The beauty salon at which the claimant was employed is located in a strip mall. Two parking lots are available to the customers of the stores located in the mall, one lot in the front of the stores and another in the rear. The claimant testified that her manager, the owner's wife, told her that she could only park in the lot to the rear of the salon. The ice upon which the claimant slipped was located in the rear lot, approximately five feet from the rear door to her employer's premises.
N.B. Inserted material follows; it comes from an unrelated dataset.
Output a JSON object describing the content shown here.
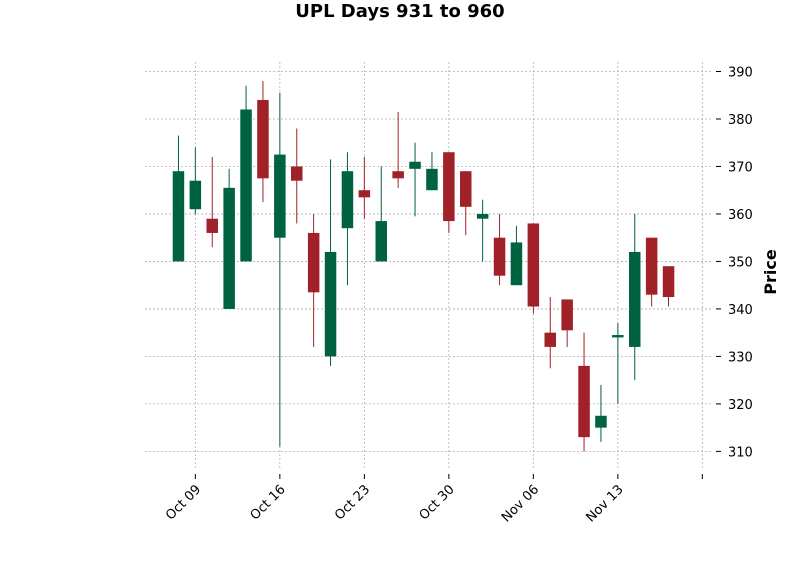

The Commission found that "whether or not *** [the claimant] was directed not to park in the front of the store is of no consequence ***." However, I find that fact to be central to a determination of whether the claimant's injury arose out of her employment.

The rear lot in which the claimant fell was available for use by members of the public and there is no doubt that, had a member of the public chosen to park in that lot, he or she would have been exposed to the same risk of falling to which the claimant was exposed. The critical difference is that the public was free to use the front lot and the claimant was not. By compelling the claimant to use the rear lot, her employer chose the route she would use to enter and leave the premises. The only practical way that the claimant could enter and leave was by the rear door which, on the day of her fall, exposed her to the hazards of the ice in the rear parking lot. Since the claimant was required to use the rear lot, she was exposed to a risk common to the general public to a greater degree than other persons who were free to use the front lot. It is for this reason that I believe that the uncontradicted evidence in the record supports only one reasonable conclusion; namely, that the claimant's injury arose out of her employment. See Bommarito v. Industrial Comm'n, 82 Ill. 2d 191, 412 N.E.2d 548 (1980).